En tous cas, une victoire aux législatives serait pour lui la garantie de rester efficace dans la mouvance du pouvoir, tandis qu’une nouvelle défaite pourrait commencer à signifier un déclin irrémédiable. Pour l’instant, les pronostics sont hésitants.

S’il est vrai que la campagne de Han Kuo-yu n’est pas brillante, la vague de mécontents contre le KMT née au moment des « Tournesols » s’est affaiblie. Lire : Taïwan : Craquements politiques dans l’accord cadre. Les stratégies chinoises en question.

Les résultats catastrophiques du DPP aux élections de mi-mandat montrent en effet le risque que son avantage au Yuan législatif pourrait fondre dangereusement. Un récent sondage confirme ces craintes. 34,5% des sondés donnaient la préférence à des députés du KMT, contre 25,4% au DPP. De toute évidence le parti nationaliste se refait une santé. Ses positions sont en tous cas moins fragiles qu’il y a 4 ans.

Quant au nouveau parti de rupture (New People’s Party – NPP -) issu des « tournesols », l’engouement qui l’avait porté en 2016 semble faiblir, peut-être gêné par les controverses internes très médiatisées ayant poussé le chanteur de rock Freddy Lim, membre fondateur, à claquer la porte. Le point clé est sa volonté ou non de faire alliance avec le DPP.

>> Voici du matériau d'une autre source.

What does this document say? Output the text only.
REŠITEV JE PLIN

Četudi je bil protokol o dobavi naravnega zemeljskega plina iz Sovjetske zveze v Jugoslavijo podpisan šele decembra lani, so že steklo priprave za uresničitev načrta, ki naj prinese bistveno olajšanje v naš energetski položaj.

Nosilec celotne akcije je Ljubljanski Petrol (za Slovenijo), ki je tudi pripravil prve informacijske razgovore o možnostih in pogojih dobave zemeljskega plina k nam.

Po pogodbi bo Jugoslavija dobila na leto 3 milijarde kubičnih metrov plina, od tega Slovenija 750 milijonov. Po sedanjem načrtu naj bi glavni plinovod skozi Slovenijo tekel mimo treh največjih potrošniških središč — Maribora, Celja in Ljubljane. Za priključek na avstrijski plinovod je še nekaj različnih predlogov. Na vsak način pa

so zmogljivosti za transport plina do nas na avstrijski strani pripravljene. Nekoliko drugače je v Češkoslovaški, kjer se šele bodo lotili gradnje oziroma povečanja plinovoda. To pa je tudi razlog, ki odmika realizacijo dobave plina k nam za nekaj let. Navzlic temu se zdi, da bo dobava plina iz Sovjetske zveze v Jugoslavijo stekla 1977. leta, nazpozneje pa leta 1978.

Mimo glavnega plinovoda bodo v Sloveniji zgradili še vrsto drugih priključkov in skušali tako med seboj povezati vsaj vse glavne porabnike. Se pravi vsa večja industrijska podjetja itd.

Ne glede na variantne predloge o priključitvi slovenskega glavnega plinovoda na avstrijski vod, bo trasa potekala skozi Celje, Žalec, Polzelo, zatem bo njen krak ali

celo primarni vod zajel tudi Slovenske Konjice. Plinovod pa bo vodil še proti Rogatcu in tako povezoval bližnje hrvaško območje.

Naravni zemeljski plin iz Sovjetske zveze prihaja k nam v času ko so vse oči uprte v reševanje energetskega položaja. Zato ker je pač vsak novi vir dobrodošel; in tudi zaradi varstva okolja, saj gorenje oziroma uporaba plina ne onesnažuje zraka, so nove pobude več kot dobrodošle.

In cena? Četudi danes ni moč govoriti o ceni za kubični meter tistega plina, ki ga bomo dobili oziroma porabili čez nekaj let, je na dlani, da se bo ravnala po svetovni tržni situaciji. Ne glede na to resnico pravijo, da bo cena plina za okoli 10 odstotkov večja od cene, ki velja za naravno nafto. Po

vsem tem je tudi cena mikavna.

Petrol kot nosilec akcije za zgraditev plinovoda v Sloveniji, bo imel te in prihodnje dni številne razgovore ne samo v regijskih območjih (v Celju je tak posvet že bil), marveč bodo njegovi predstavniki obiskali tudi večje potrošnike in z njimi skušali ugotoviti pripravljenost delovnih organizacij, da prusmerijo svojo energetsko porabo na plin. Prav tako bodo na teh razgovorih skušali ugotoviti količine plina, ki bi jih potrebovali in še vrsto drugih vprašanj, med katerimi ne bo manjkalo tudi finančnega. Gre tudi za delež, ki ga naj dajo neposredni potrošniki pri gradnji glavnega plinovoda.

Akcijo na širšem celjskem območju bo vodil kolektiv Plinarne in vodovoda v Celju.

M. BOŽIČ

Dernière inconnue dans ce paysage politique en mouvement, le poids du Taiwan People’s Party (TPP), récemment créé par Ko Wen-je, le maire de Taipei, dont le surgissement provoque une fracture dans la mouvance opposée à l’establishment.

Beaucoup d’analystes placent en effet le Taïwan People’s Party et le NPP dans la même mouvance politique. En réalité, les deux sont radicalement différents, notamment dans leur manière de voir leurs relations avec le Continent. Si le NPP s’affirme dans un défi de rupture avec Pékin, Ko Wen-je cherche au contraire une voie d’apaisement.